GameStop Corporation, with its widespread presence across the United States, Australia, Canada, and Europe, operates specialty retail stores offering a range of new and used video game hardware, software, accessories, and PC entertainment products. The company’s strategic focus on growth and resilience, as reflected in its high scores in these areas, bodes well for its long-term prospects. Despite its lower dividend score, GameStop‘s solid momentum in the market indicates positive investor sentiment and potential for future success. With a diverse product offering and a strong foothold in key markets, GameStop appears well-positioned to capitalize on the evolving trends in the gaming industry.

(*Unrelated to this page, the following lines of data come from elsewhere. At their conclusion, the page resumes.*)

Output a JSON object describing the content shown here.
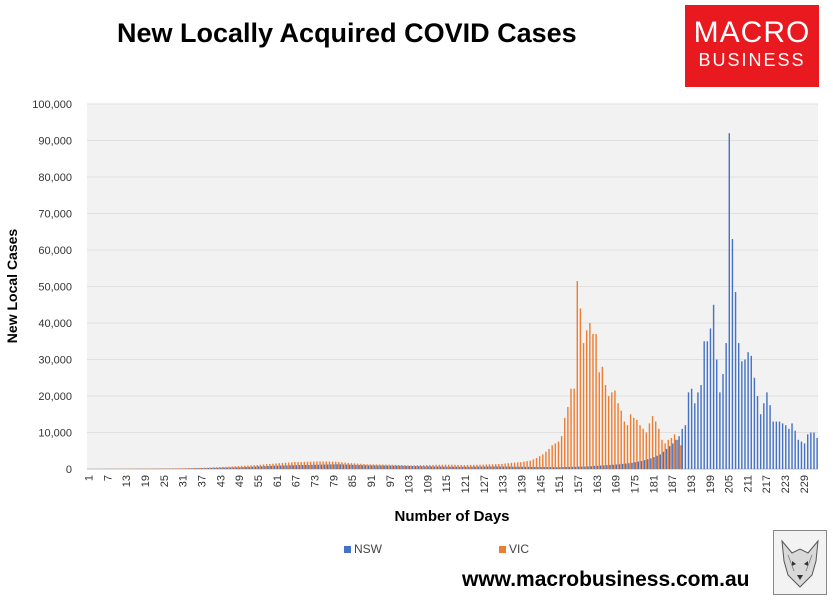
{
  "title": "New Locally Acquired COVID Cases",
  "logo": {
    "line1": "MACRO",
    "line2": "BUSINESS",
    "bg_color": "#e8191f"
  },
  "website": "www.macrobusiness.com.au",
  "chart_data": {
    "type": "bar",
    "xlabel": "Number of Days",
    "ylabel": "New Local Cases",
    "ylim": [
      0,
      100000
    ],
    "yticks": [
      0,
      10000,
      20000,
      30000,
      40000,
      50000,
      60000,
      70000,
      80000,
      90000,
      100000
    ],
    "ytick_labels": [
      "0",
      "10,000",
      "20,000",
      "30,000",
      "40,000",
      "50,000",
      "60,000",
      "70,000",
      "80,000",
      "90,000",
      "100,000"
    ],
    "xticks": [
      1,
      7,
      13,
      19,
      25,
      31,
      37,
      43,
      49,
      55,
      61,
      67,
      73,
      79,
      85,
      91,
      97,
      103,
      109,
      115,
      121,
      127,
      133,
      139,
      145,
      151,
      157,
      163,
      169,
      175,
      181,
      187,
      193,
      199,
      205,
      211,
      217,
      223,
      229
    ],
    "legend_position": "bottom",
    "series": [
      {
        "name": "NSW",
        "color": "#4472c4",
        "points": [
          [
            1,
            0
          ],
          [
            30,
            100
          ],
          [
            50,
            500
          ],
          [
            60,
            900
          ],
          [
            70,
            1100
          ],
          [
            80,
            1300
          ],
          [
            90,
            1000
          ],
          [
            100,
            900
          ],
          [
            110,
            700
          ],
          [
            120,
            600
          ],
          [
            130,
            700
          ],
          [
            140,
            600
          ],
          [
            150,
            500
          ],
          [
            160,
            700
          ],
          [
            165,
            1000
          ],
          [
            170,
            1300
          ],
          [
            174,
            1700
          ],
          [
            177,
            2200
          ],
          [
            180,
            2900
          ],
          [
            183,
            4000
          ],
          [
            185,
            5500
          ],
          [
            187,
            7000
          ],
          [
            189,
            9000
          ],
          [
            190,
            11000
          ],
          [
            191,
            12000
          ],
          [
            192,
            21000
          ],
          [
            193,
            22000
          ],
          [
            194,
            18000
          ],
          [
            195,
            21000
          ],
          [
            196,
            23000
          ],
          [
            197,
            35000
          ],
          [
            198,
            35000
          ],
          [
            199,
            38500
          ],
          [
            200,
            45000
          ],
          [
            201,
            30000
          ],
          [
            202,
            21000
          ],
          [
            203,
            26000
          ],
          [
            204,
            34500
          ],
          [
            205,
            92000
          ],
          [
            206,
            63000
          ],
          [
            207,
            48500
          ],
          [
            208,
            34500
          ],
          [
            209,
            29500
          ],
          [
            210,
            30000
          ],
          [
            211,
            32000
          ],
          [
            212,
            31000
          ],
          [
            213,
            25000
          ],
          [
            214,
            20000
          ],
          [
            215,
            15000
          ],
          [
            216,
            18000
          ],
          [
            217,
            21000
          ],
          [
            218,
            17500
          ],
          [
            219,
            13000
          ],
          [
            220,
            13000
          ],
          [
            221,
            13000
          ],
          [
            222,
            12500
          ],
          [
            223,
            12000
          ],
          [
            224,
            11000
          ],
          [
            225,
            12500
          ],
          [
            226,
            10500
          ],
          [
            227,
            8000
          ],
          [
            228,
            7500
          ],
          [
            229,
            7000
          ],
          [
            230,
            9500
          ],
          [
            231,
            10000
          ],
          [
            232,
            10000
          ],
          [
            233,
            8500
          ]
        ]
      },
      {
        "name": "VIC",
        "color": "#ed7d31",
        "points": [
          [
            1,
            0
          ],
          [
            30,
            200
          ],
          [
            37,
            300
          ],
          [
            45,
            600
          ],
          [
            55,
            1100
          ],
          [
            62,
            1600
          ],
          [
            67,
            1900
          ],
          [
            75,
            2100
          ],
          [
            80,
            2000
          ],
          [
            85,
            1600
          ],
          [
            90,
            1300
          ],
          [
            97,
            1200
          ],
          [
            103,
            1000
          ],
          [
            110,
            1100
          ],
          [
            115,
            1200
          ],
          [
            121,
            1100
          ],
          [
            127,
            1200
          ],
          [
            133,
            1400
          ],
          [
            136,
            1700
          ],
          [
            139,
            1900
          ],
          [
            142,
            2300
          ],
          [
            144,
            3000
          ],
          [
            146,
            4000
          ],
          [
            148,
            5500
          ],
          [
            149,
            6500
          ],
          [
            150,
            7000
          ],
          [
            151,
            7500
          ],
          [
            152,
            9000
          ],
          [
            153,
            14000
          ],
          [
            154,
            17000
          ],
          [
            155,
            22000
          ],
          [
            156,
            22000
          ],
          [
            157,
            51500
          ],
          [
            158,
            44000
          ],
          [
            159,
            34500
          ],
          [
            160,
            38000
          ],
          [
            161,
            40000
          ],
          [
            162,
            37000
          ],
          [
            163,
            37000
          ],
          [
            164,
            26500
          ],
          [
            165,
            28000
          ],
          [
            166,
            23000
          ],
          [
            167,
            20000
          ],
          [
            168,
            21000
          ],
          [
            169,
            21500
          ],
          [
            170,
            18000
          ],
          [
            171,
            16000
          ],
          [
            172,
            13000
          ],
          [
            173,
            12000
          ],
          [
            174,
            15000
          ],
          [
            175,
            14000
          ],
          [
            176,
            13500
          ],
          [
            177,
            12000
          ],
          [
            178,
            11000
          ],
          [
            179,
            10000
          ],
          [
            180,
            12500
          ],
          [
            181,
            14500
          ],
          [
            182,
            13000
          ],
          [
            183,
            11000
          ],
          [
            184,
            8000
          ],
          [
            185,
            7000
          ],
          [
            186,
            8000
          ],
          [
            187,
            8500
          ],
          [
            188,
            9500
          ],
          [
            189,
            8000
          ],
          [
            190,
            6500
          ]
        ]
      }
    ]
  }
}
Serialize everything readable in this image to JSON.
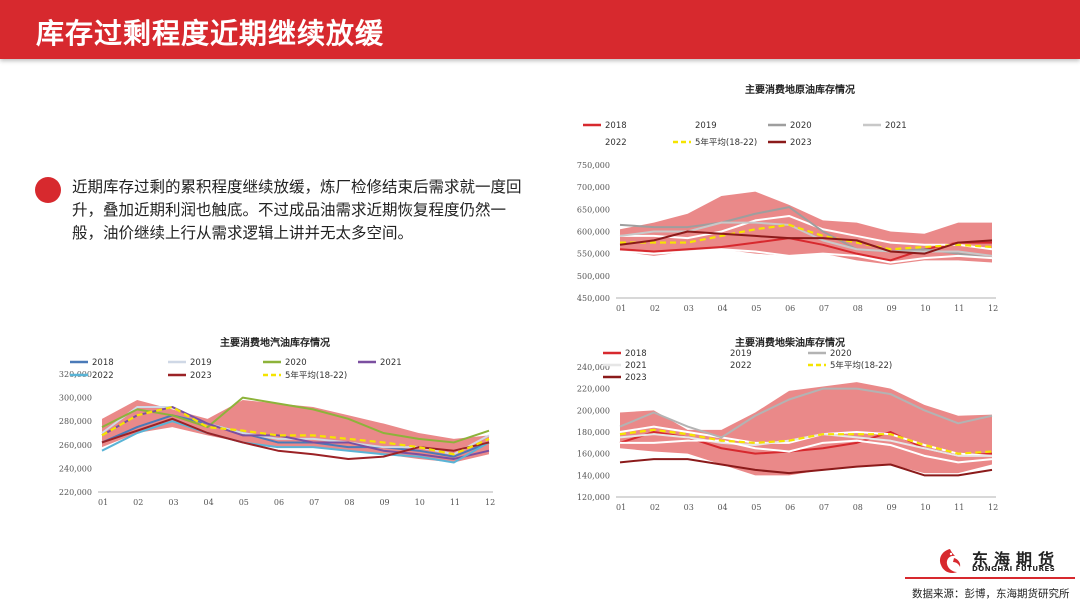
{
  "header": {
    "title": "库存过剩程度近期继续放缓"
  },
  "bullet": {
    "text": "近期库存过剩的累积程度继续放缓，炼厂检修结束后需求就一度回升，叠加近期利润也触底。不过成品油需求近期恢复程度仍然一般，油价继续上行从需求逻辑上讲并无太多空间。"
  },
  "footer": {
    "source": "数据来源：彭博，东海期货研究所",
    "logo_cn": "东海期货",
    "logo_en": "DONGHAI FUTURES"
  },
  "colors": {
    "brand_red": "#d7292e",
    "band": "#e87c7c"
  },
  "chart_data": [
    {
      "type": "line",
      "title": "主要消费地原油库存情况",
      "categories": [
        "01",
        "02",
        "03",
        "04",
        "05",
        "06",
        "07",
        "08",
        "09",
        "10",
        "11",
        "12"
      ],
      "ylim": [
        450000,
        750000
      ],
      "yticks": [
        450000,
        500000,
        550000,
        600000,
        650000,
        700000,
        750000
      ],
      "ytick_labels": [
        "450,000",
        "500,000",
        "550,000",
        "600,000",
        "650,000",
        "700,000",
        "750,000"
      ],
      "band": {
        "upper": [
          605,
          620,
          640,
          680,
          690,
          660,
          625,
          620,
          600,
          595,
          620,
          620
        ],
        "lower": [
          555,
          545,
          555,
          560,
          550,
          545,
          550,
          535,
          525,
          535,
          535,
          530
        ]
      },
      "series": [
        {
          "name": "2018",
          "color": "#d7292e",
          "values": [
            560,
            555,
            560,
            565,
            575,
            585,
            570,
            550,
            535,
            560,
            575,
            575
          ]
        },
        {
          "name": "2019",
          "color": "#ffffff",
          "values": [
            590,
            590,
            585,
            600,
            625,
            635,
            605,
            590,
            575,
            570,
            570,
            560
          ]
        },
        {
          "name": "2020",
          "color": "#9e9e9e",
          "values": [
            615,
            610,
            610,
            620,
            640,
            655,
            600,
            560,
            555,
            560,
            550,
            540
          ]
        },
        {
          "name": "2021",
          "color": "#c8c8c8",
          "values": [
            590,
            600,
            600,
            620,
            620,
            615,
            580,
            560,
            555,
            555,
            555,
            545
          ]
        },
        {
          "name": "2022",
          "color": "#ffffff",
          "values": [
            555,
            550,
            555,
            560,
            555,
            545,
            550,
            545,
            530,
            540,
            545,
            540
          ]
        },
        {
          "name": "5年平均(18-22)",
          "color": "#f5e400",
          "dashed": true,
          "values": [
            575,
            575,
            575,
            590,
            605,
            615,
            590,
            575,
            560,
            565,
            570,
            565
          ]
        },
        {
          "name": "2023",
          "color": "#8b1a1a",
          "values": [
            570,
            580,
            600,
            595,
            590,
            585,
            585,
            580,
            555,
            550,
            575,
            580
          ]
        }
      ]
    },
    {
      "type": "line",
      "title": "主要消费地汽油库存情况",
      "categories": [
        "01",
        "02",
        "03",
        "04",
        "05",
        "06",
        "07",
        "08",
        "09",
        "10",
        "11",
        "12"
      ],
      "ylim": [
        220000,
        320000
      ],
      "yticks": [
        220000,
        240000,
        260000,
        280000,
        300000,
        320000
      ],
      "ytick_labels": [
        "220,000",
        "240,000",
        "260,000",
        "280,000",
        "300,000",
        "320,000"
      ],
      "band": {
        "upper": [
          282,
          298,
          290,
          282,
          298,
          295,
          292,
          285,
          278,
          270,
          265,
          268
        ],
        "lower": [
          258,
          270,
          275,
          268,
          262,
          258,
          258,
          255,
          252,
          248,
          245,
          252
        ]
      },
      "series": [
        {
          "name": "2018",
          "color": "#4a7ab8",
          "values": [
            262,
            275,
            285,
            278,
            270,
            262,
            262,
            258,
            258,
            255,
            250,
            262
          ]
        },
        {
          "name": "2019",
          "color": "#cfd8e6",
          "values": [
            270,
            292,
            292,
            278,
            270,
            265,
            265,
            262,
            258,
            258,
            252,
            268
          ]
        },
        {
          "name": "2020",
          "color": "#8db33a",
          "values": [
            275,
            290,
            285,
            275,
            300,
            295,
            290,
            282,
            270,
            265,
            262,
            272
          ]
        },
        {
          "name": "2021",
          "color": "#7b4fa0",
          "values": [
            268,
            285,
            292,
            278,
            268,
            268,
            262,
            262,
            255,
            252,
            248,
            255
          ]
        },
        {
          "name": "2022",
          "color": "#5ab4d6",
          "values": [
            255,
            270,
            280,
            270,
            262,
            258,
            258,
            255,
            252,
            250,
            245,
            262
          ]
        },
        {
          "name": "2023",
          "color": "#9b2226",
          "values": [
            262,
            272,
            282,
            270,
            262,
            255,
            252,
            248,
            250,
            258,
            255,
            262
          ]
        },
        {
          "name": "5年平均(18-22)",
          "color": "#f5e400",
          "dashed": true,
          "values": [
            268,
            285,
            292,
            275,
            272,
            268,
            268,
            265,
            262,
            258,
            252,
            265
          ]
        }
      ]
    },
    {
      "type": "line",
      "title": "主要消费地柴油库存情况",
      "categories": [
        "01",
        "02",
        "03",
        "04",
        "05",
        "06",
        "07",
        "08",
        "09",
        "10",
        "11",
        "12"
      ],
      "ylim": [
        120000,
        240000
      ],
      "yticks": [
        120000,
        140000,
        160000,
        180000,
        200000,
        220000,
        240000
      ],
      "ytick_labels": [
        "120,000",
        "140,000",
        "160,000",
        "180,000",
        "200,000",
        "220,000",
        "240,000"
      ],
      "band": {
        "upper": [
          198,
          200,
          182,
          182,
          198,
          218,
          222,
          226,
          220,
          205,
          195,
          196
        ],
        "lower": [
          165,
          162,
          160,
          150,
          140,
          140,
          145,
          148,
          150,
          142,
          142,
          150
        ]
      },
      "series": [
        {
          "name": "2018",
          "color": "#d7292e",
          "values": [
            170,
            180,
            175,
            165,
            160,
            162,
            165,
            170,
            180,
            165,
            158,
            160
          ]
        },
        {
          "name": "2019",
          "color": "#ffffff",
          "values": [
            180,
            185,
            180,
            175,
            170,
            170,
            178,
            180,
            178,
            168,
            160,
            158
          ]
        },
        {
          "name": "2020",
          "color": "#b3b3b3",
          "values": [
            185,
            198,
            185,
            175,
            195,
            210,
            220,
            220,
            215,
            200,
            188,
            195
          ]
        },
        {
          "name": "2021",
          "color": "#e6e6e6",
          "values": [
            175,
            178,
            175,
            170,
            168,
            172,
            178,
            175,
            172,
            165,
            158,
            158
          ]
        },
        {
          "name": "2022",
          "color": "#ffffff",
          "values": [
            170,
            170,
            172,
            172,
            165,
            162,
            170,
            172,
            168,
            158,
            152,
            155
          ]
        },
        {
          "name": "5年平均(18-22)",
          "color": "#f5e400",
          "dashed": true,
          "values": [
            178,
            182,
            178,
            172,
            170,
            172,
            178,
            178,
            178,
            168,
            160,
            162
          ]
        },
        {
          "name": "2023",
          "color": "#8b1a1a",
          "values": [
            152,
            155,
            155,
            150,
            145,
            142,
            145,
            148,
            150,
            140,
            140,
            145
          ]
        }
      ]
    }
  ]
}
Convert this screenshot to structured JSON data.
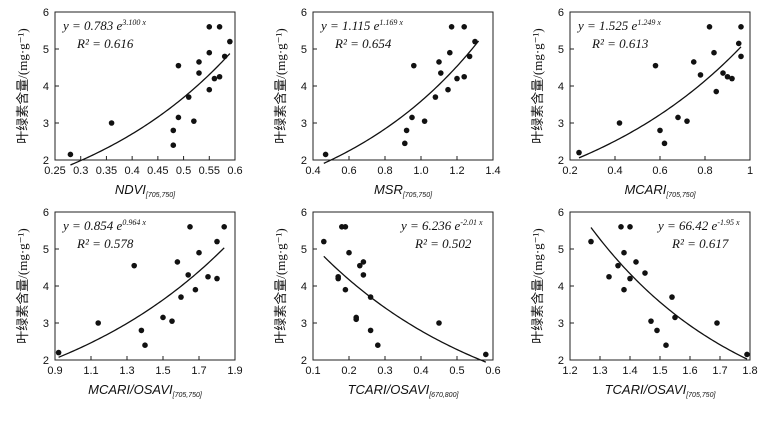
{
  "chart_data": [
    {
      "type": "scatter",
      "xlabel": "NDVI",
      "xlabel_sub": "[705,750]",
      "ylabel": "叶绿素含量/(mg·g⁻¹)",
      "xlim": [
        0.25,
        0.6
      ],
      "xticks": [
        0.25,
        0.3,
        0.35,
        0.4,
        0.45,
        0.5,
        0.55,
        0.6
      ],
      "xtick_labels": [
        "0.25",
        "0.3",
        "0.35",
        "0.4",
        "0.45",
        "0.5",
        "0.55",
        "0.6"
      ],
      "ylim": [
        2,
        6
      ],
      "yticks": [
        2,
        3,
        4,
        5,
        6
      ],
      "eq_text": "y = 0.783 e",
      "eq_exp": "3.100 x",
      "r2_text": "R² = 0.616",
      "fit": {
        "a": 0.783,
        "b": 3.1,
        "x_range": [
          0.28,
          0.59
        ]
      },
      "points": [
        [
          0.28,
          2.15
        ],
        [
          0.36,
          3.0
        ],
        [
          0.48,
          2.4
        ],
        [
          0.48,
          2.8
        ],
        [
          0.49,
          4.55
        ],
        [
          0.49,
          3.15
        ],
        [
          0.51,
          3.7
        ],
        [
          0.52,
          3.05
        ],
        [
          0.53,
          4.35
        ],
        [
          0.53,
          4.65
        ],
        [
          0.55,
          3.9
        ],
        [
          0.55,
          4.9
        ],
        [
          0.55,
          5.6
        ],
        [
          0.56,
          4.2
        ],
        [
          0.57,
          4.25
        ],
        [
          0.57,
          5.6
        ],
        [
          0.58,
          4.8
        ],
        [
          0.59,
          5.2
        ]
      ]
    },
    {
      "type": "scatter",
      "xlabel": "MSR",
      "xlabel_sub": "[705,750]",
      "ylabel": "叶绿素含量/(mg·g⁻¹)",
      "xlim": [
        0.4,
        1.4
      ],
      "xticks": [
        0.4,
        0.6,
        0.8,
        1.0,
        1.2,
        1.4
      ],
      "xtick_labels": [
        "0.4",
        "0.6",
        "0.8",
        "1.0",
        "1.2",
        "1.4"
      ],
      "ylim": [
        2,
        6
      ],
      "yticks": [
        2,
        3,
        4,
        5,
        6
      ],
      "eq_text": "y = 1.115 e",
      "eq_exp": "1.169 x",
      "r2_text": "R² = 0.654",
      "fit": {
        "a": 1.115,
        "b": 1.169,
        "x_range": [
          0.46,
          1.32
        ]
      },
      "points": [
        [
          0.47,
          2.15
        ],
        [
          0.91,
          2.45
        ],
        [
          0.92,
          2.8
        ],
        [
          0.95,
          3.15
        ],
        [
          0.96,
          4.55
        ],
        [
          1.02,
          3.05
        ],
        [
          1.08,
          3.7
        ],
        [
          1.1,
          4.65
        ],
        [
          1.11,
          4.35
        ],
        [
          1.15,
          3.9
        ],
        [
          1.16,
          4.9
        ],
        [
          1.17,
          5.6
        ],
        [
          1.2,
          4.2
        ],
        [
          1.24,
          4.25
        ],
        [
          1.24,
          5.6
        ],
        [
          1.27,
          4.8
        ],
        [
          1.3,
          5.2
        ]
      ]
    },
    {
      "type": "scatter",
      "xlabel": "MCARI",
      "xlabel_sub": "[705,750]",
      "ylabel": "叶绿素含量/(mg·g⁻¹)",
      "xlim": [
        0.2,
        1.0
      ],
      "xticks": [
        0.2,
        0.4,
        0.6,
        0.8,
        1.0
      ],
      "xtick_labels": [
        "0.2",
        "0.4",
        "0.6",
        "0.8",
        "1"
      ],
      "ylim": [
        2,
        6
      ],
      "yticks": [
        2,
        3,
        4,
        5,
        6
      ],
      "eq_text": "y = 1.525 e",
      "eq_exp": "1.249 x",
      "r2_text": "R² = 0.613",
      "fit": {
        "a": 1.525,
        "b": 1.249,
        "x_range": [
          0.24,
          0.96
        ]
      },
      "points": [
        [
          0.24,
          2.2
        ],
        [
          0.42,
          3.0
        ],
        [
          0.58,
          4.55
        ],
        [
          0.6,
          2.8
        ],
        [
          0.62,
          2.45
        ],
        [
          0.68,
          3.15
        ],
        [
          0.72,
          3.05
        ],
        [
          0.75,
          4.65
        ],
        [
          0.78,
          4.3
        ],
        [
          0.82,
          5.6
        ],
        [
          0.84,
          4.9
        ],
        [
          0.85,
          3.85
        ],
        [
          0.88,
          4.35
        ],
        [
          0.9,
          4.25
        ],
        [
          0.92,
          4.2
        ],
        [
          0.95,
          5.15
        ],
        [
          0.96,
          5.6
        ],
        [
          0.96,
          4.8
        ]
      ]
    },
    {
      "type": "scatter",
      "xlabel": "MCARI/OSAVI",
      "xlabel_sub": "[705,750]",
      "ylabel": "叶绿素含量/(mg·g⁻¹)",
      "xlim": [
        0.9,
        1.9
      ],
      "xticks": [
        0.9,
        1.1,
        1.3,
        1.5,
        1.7,
        1.9
      ],
      "xtick_labels": [
        "0.9",
        "1.1",
        "1.3",
        "1.5",
        "1.7",
        "1.9"
      ],
      "ylim": [
        2,
        6
      ],
      "yticks": [
        2,
        3,
        4,
        5,
        6
      ],
      "eq_text": "y = 0.854 e",
      "eq_exp": "0.964 x",
      "r2_text": "R² = 0.578",
      "fit": {
        "a": 0.854,
        "b": 0.964,
        "x_range": [
          0.92,
          1.84
        ]
      },
      "points": [
        [
          0.92,
          2.2
        ],
        [
          1.14,
          3.0
        ],
        [
          1.34,
          4.55
        ],
        [
          1.38,
          2.8
        ],
        [
          1.4,
          2.4
        ],
        [
          1.5,
          3.15
        ],
        [
          1.55,
          3.05
        ],
        [
          1.58,
          4.65
        ],
        [
          1.6,
          3.7
        ],
        [
          1.64,
          4.3
        ],
        [
          1.65,
          5.6
        ],
        [
          1.68,
          3.9
        ],
        [
          1.7,
          4.9
        ],
        [
          1.75,
          4.25
        ],
        [
          1.8,
          4.2
        ],
        [
          1.8,
          5.2
        ],
        [
          1.84,
          5.6
        ]
      ]
    },
    {
      "type": "scatter",
      "xlabel": "TCARI/OSAVI",
      "xlabel_sub": "[670,800]",
      "ylabel": "叶绿素含量/(mg·g⁻¹)",
      "xlim": [
        0.1,
        0.6
      ],
      "xticks": [
        0.1,
        0.2,
        0.3,
        0.4,
        0.5,
        0.6
      ],
      "xtick_labels": [
        "0.1",
        "0.2",
        "0.3",
        "0.4",
        "0.5",
        "0.6"
      ],
      "ylim": [
        2,
        6
      ],
      "yticks": [
        2,
        3,
        4,
        5,
        6
      ],
      "eq_text": "y = 6.236 e",
      "eq_exp": "-2.01 x",
      "r2_text": "R² = 0.502",
      "fit": {
        "a": 6.236,
        "b": -2.01,
        "x_range": [
          0.13,
          0.58
        ]
      },
      "points": [
        [
          0.13,
          5.2
        ],
        [
          0.17,
          4.25
        ],
        [
          0.17,
          4.2
        ],
        [
          0.18,
          5.6
        ],
        [
          0.19,
          5.6
        ],
        [
          0.19,
          3.9
        ],
        [
          0.2,
          4.9
        ],
        [
          0.22,
          3.1
        ],
        [
          0.22,
          3.15
        ],
        [
          0.23,
          4.55
        ],
        [
          0.24,
          4.65
        ],
        [
          0.24,
          4.3
        ],
        [
          0.26,
          3.7
        ],
        [
          0.26,
          2.8
        ],
        [
          0.28,
          2.4
        ],
        [
          0.45,
          3.0
        ],
        [
          0.58,
          2.15
        ]
      ]
    },
    {
      "type": "scatter",
      "xlabel": "TCARI/OSAVI",
      "xlabel_sub": "[705,750]",
      "ylabel": "叶绿素含量/(mg·g⁻¹)",
      "xlim": [
        1.2,
        1.8
      ],
      "xticks": [
        1.2,
        1.3,
        1.4,
        1.5,
        1.6,
        1.7,
        1.8
      ],
      "xtick_labels": [
        "1.2",
        "1.3",
        "1.4",
        "1.5",
        "1.6",
        "1.7",
        "1.8"
      ],
      "ylim": [
        2,
        6
      ],
      "yticks": [
        2,
        3,
        4,
        5,
        6
      ],
      "eq_text": "y = 66.42 e",
      "eq_exp": "-1.95 x",
      "r2_text": "R² = 0.617",
      "fit": {
        "a": 66.42,
        "b": -1.95,
        "x_range": [
          1.27,
          1.79
        ]
      },
      "points": [
        [
          1.27,
          5.2
        ],
        [
          1.33,
          4.25
        ],
        [
          1.36,
          4.55
        ],
        [
          1.37,
          5.6
        ],
        [
          1.38,
          3.9
        ],
        [
          1.38,
          4.9
        ],
        [
          1.4,
          5.6
        ],
        [
          1.4,
          4.2
        ],
        [
          1.42,
          4.65
        ],
        [
          1.45,
          4.35
        ],
        [
          1.47,
          3.05
        ],
        [
          1.49,
          2.8
        ],
        [
          1.52,
          2.4
        ],
        [
          1.54,
          3.7
        ],
        [
          1.55,
          3.15
        ],
        [
          1.69,
          3.0
        ],
        [
          1.79,
          2.15
        ]
      ]
    }
  ]
}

Disclaimer: This article by Smartkarma is general in nature and based on historical data and analyst forecasts only using an unbiased methodology and our articles are not intended to be financial advice. It does not constitute a recommendation to buy or sell any stock, and does not take account of your objectives, or your financial situation. Note that our articles may not factor in the latest price-sensitive company announcements or qualitative material.
While all reasonable care has been taken in the preparation, Smartkarma makes no assurance about the accuracy of any generated data or content. All content is indicative only and should be independently checked for accuracy and confirmed before use. Smartkarma accepts no responsibility for any loss or damage caused as a result of any inaccuracy or error within the Lab online tools or generated data.